The catalog in context
Rico Nasty's discography divides neatly into three phases. The mixtape era (Sugar Trap, Sugar Trap 2) established her as a one-woman mosh pit — short songs, shout-along hooks, an aesthetic closer to Crystal Castles and early PC Music than to her rap peers. The Atlantic era (Nightmare Vacation) smoothed those edges for a wider audience, with mixed reviews. The independent-ish reset (Las Ruinas) leaned into melancholy and R&B textures that divided the fanbase but expanded her critical credibility. RX, on the evidence of "Cupcake," proposes a synthesis: the structural maximalism of the mixtapes, the production values of the major-label period, and a self-awareness about her own career arc that her earlier records did not bother to articulate.
That framing matters because Rico's commercial trajectory has never matched her critical one. She is a critic's darling and a touring draw, but her streaming numbers sit well below peers like Megan Thee Stallion or Doja Cat, who emerged from adjacent sonic worlds. RX appears engineered, at least in part, to close that gap.
What to watch
The remaining question is structural: who is releasing RX, and through what infrastructure? The Pitchfork announcement does not specify a label, and Rico's prior major-label deal with Atlantic ended without a reported renewal. An independent release through her own imprint, or a fresh major-label partnership, would tell a different story about the commercial bet being placed on this material. Kenny Beats' involvement and Dylan Brady's guest spot suggest a budget that points toward a major partner, but the silence on that point is itself worth noting.
There is also the question of timing. July is a quiet release month by industry convention — the majors save their biggest guns for the autumn. A July single rollout with a full album to follow suggests a project aimed at the late-summer festival circuit rather than the album-of-the-year conversation. That positioning, combined with the populist sonic instincts of "Cupcake," hints at a record designed to be heard live, in crowds, rather than dissected by reviewers. For an artist whose reputation was forged on the stage as much as in the booth, that is the right bet to make.
Stakes
The audience for RX is, in the first instance, the audience that found Rico Nasty during the 2018-2020 window and drifted with her through the soft pivot of Las Ruinas. For that listener, "Cupcake" is a welcome signal that the rapper remembers what they liked about her. The second audience is the hyperpop-adjacent cohort that has matured in the years since — listeners who grew up on 100 Gecs, underscores, and the broader digital-pop ecosystem and who might now, with a Brady co-sign, sample an artist they previously dismissed as "just rap." The third audience, and the one with the most money behind it, is the streaming algorithm. Whether RX lands on enough algorithmic playlists to convert critical goodwill into chart presence will determine whether the project gets a sequel or becomes another entry in the long list of beloved cult records.

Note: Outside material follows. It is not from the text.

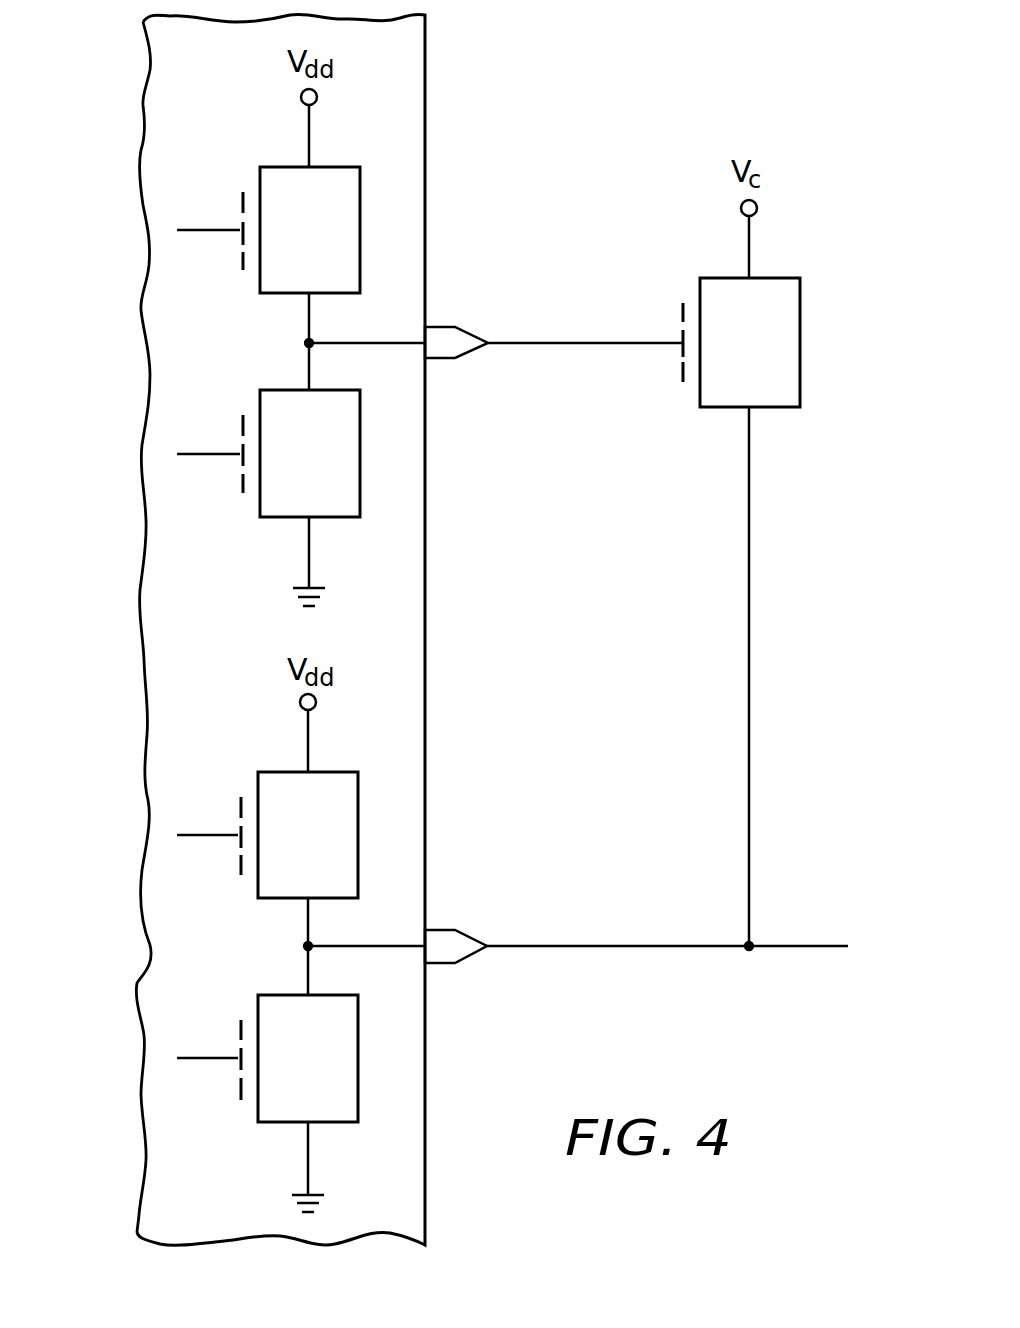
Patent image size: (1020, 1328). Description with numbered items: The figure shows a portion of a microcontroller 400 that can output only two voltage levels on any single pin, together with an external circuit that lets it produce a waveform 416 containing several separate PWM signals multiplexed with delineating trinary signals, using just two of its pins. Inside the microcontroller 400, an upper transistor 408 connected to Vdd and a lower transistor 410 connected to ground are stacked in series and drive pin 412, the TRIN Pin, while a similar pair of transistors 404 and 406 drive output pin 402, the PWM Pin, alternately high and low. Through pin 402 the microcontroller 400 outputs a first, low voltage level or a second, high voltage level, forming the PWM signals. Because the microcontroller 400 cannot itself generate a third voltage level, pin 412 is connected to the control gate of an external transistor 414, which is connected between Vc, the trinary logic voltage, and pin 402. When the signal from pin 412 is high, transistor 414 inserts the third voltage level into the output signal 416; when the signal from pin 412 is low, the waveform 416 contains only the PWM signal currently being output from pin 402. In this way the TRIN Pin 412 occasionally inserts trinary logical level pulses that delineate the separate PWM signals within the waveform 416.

It is too early to say whether RX represents a comeback or simply a return. What "Cupcake" demonstrates is that Rico Nasty has the collaborators, the instincts, and, critically, the willingness to be loud again.
— Monexus Staff Writer, filed from the culture desk. Wire coverage of RX framed the single as a reunion; Monexus reads it as a recalibration, the difference between looking back and reloading.